TITLE:
The Formation of Mantle Melt and the Causes of Its Heterogeneous Distribution
AUTHORS:
Mengke Zhang, Guowen Zhang
KEYWORDS:
Atmospheric Neutrinos, Neutrino Oscillation-Induced Radioactive Decay, Melt Formation, Arched Structure, Distribution of Mantle Melt
JOURNAL NAME:
Journal of Geoscience and Environment Protection,
Vol.14 No.6,
June
15,
2026
ABSTRACT: Geophysical observations indicate that the upper mantle contains a small amount of melt, which is distributed unevenly. Overall, the oceanic mantle contains significantly more melt than the continental mantle, and the asthenosphere contains the most melt, whether beneath oceans or continents. Current theories of melt formation cannot explain this uneven distribution of melt within the mantle. Here, based on the latest research findings regarding neutrino oscillation-induced radioactive decay and mantle melt formation, we further investigate the influence of Earth’s material density on atmospheric neutrino oscillations.

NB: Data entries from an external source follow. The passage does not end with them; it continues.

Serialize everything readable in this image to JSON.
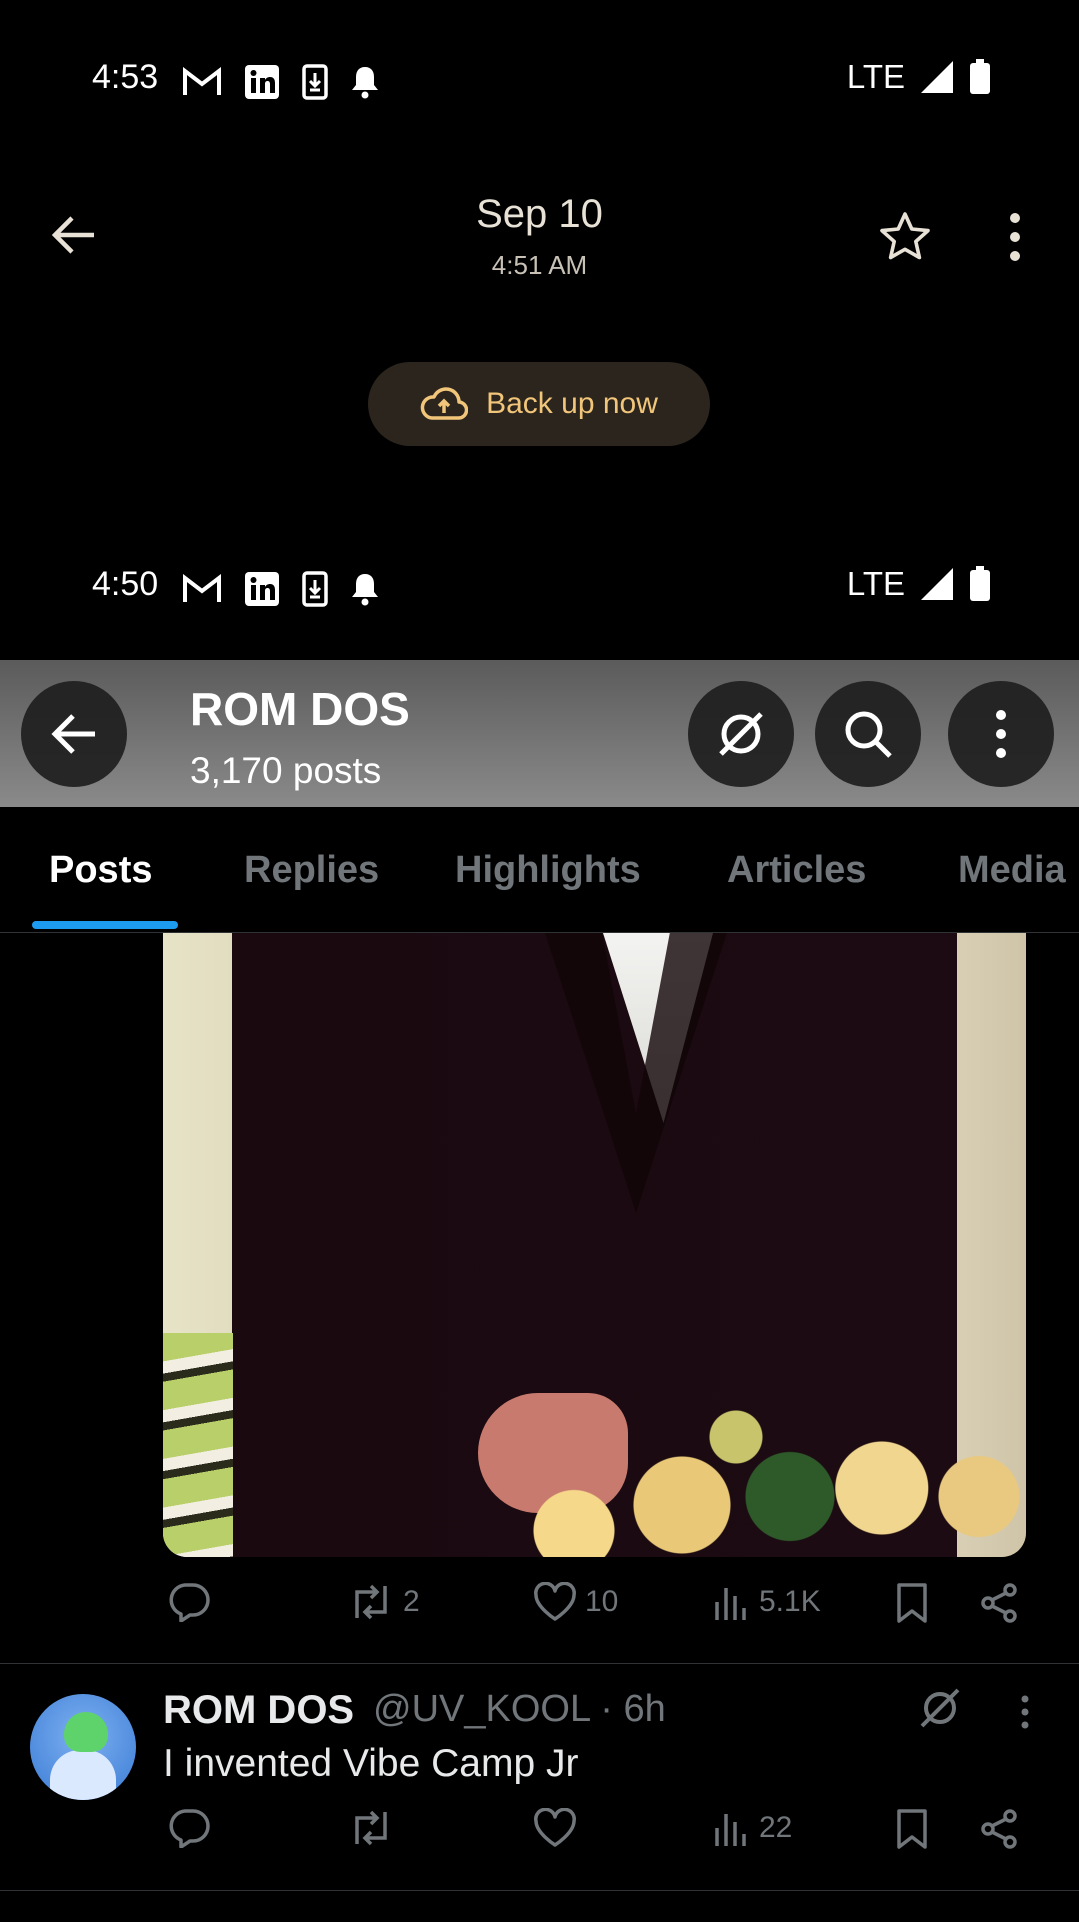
{
  "status_bar_top": {
    "time": "4:53",
    "network": "LTE"
  },
  "photos_header": {
    "date": "Sep 10",
    "time": "4:51 AM",
    "backup_label": "Back up now"
  },
  "status_bar_shot": {
    "time": "4:50",
    "network": "LTE"
  },
  "profile_header": {
    "name": "ROM DOS",
    "post_count": "3,170 posts"
  },
  "tabs": [
    {
      "label": "Posts",
      "active": true
    },
    {
      "label": "Replies",
      "active": false
    },
    {
      "label": "Highlights",
      "active": false
    },
    {
      "label": "Articles",
      "active": false
    },
    {
      "label": "Media",
      "active": false
    }
  ],
  "post1_actions": {
    "reposts": "2",
    "likes": "10",
    "views": "5.1K"
  },
  "post2": {
    "name": "ROM DOS",
    "handle": "@UV_KOOL · 6h",
    "text": "I invented Vibe Camp Jr",
    "reposts": "",
    "likes": "",
    "views": "22"
  },
  "colors": {
    "accent": "#1d9bf0",
    "muted": "#71767b",
    "backup_text": "#f1c57a"
  }
}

We analyze the necessary conditions for atmospheric neutrinos to generate Mikheyev-Smirnov-Wolfenstein (MSW) resonance within the Earth’s interior, and discuss the heat generation from MSW resonance-induced radioactive decay, as well as the formation and distribution of the melt. The results indicate that the necessary conditions for atmospheric neutrinos to generate MSW resonance within the Earth are: a constant material density and a width (or thickness) exceeding a certain threshold. The composition of the crust is complex, with significant fluctuations in density; there are no material layers with a width exceeding the threshold and a constant density, making it difficult to form MSW resonance. In contrast, mantle material is relatively homogeneous and possesses a certain degree of plasticity, allowing for creep. Its density varies uniformly, and within relatively thin layers, the density remains essentially constant, satisfying the conditions required for the formation of MSW resonance. Therefore, MSW resonance can occur in the mantle, inducing radioactive decay and heat generation, and producing melt. At the same time, we demonstrate that due to tectonic stresses at the Earth’s surface, mantle melt migrating upward converges beneath low-stress arched structures (mountain ranges), thereby forming a laterally inhomogeneous distribution.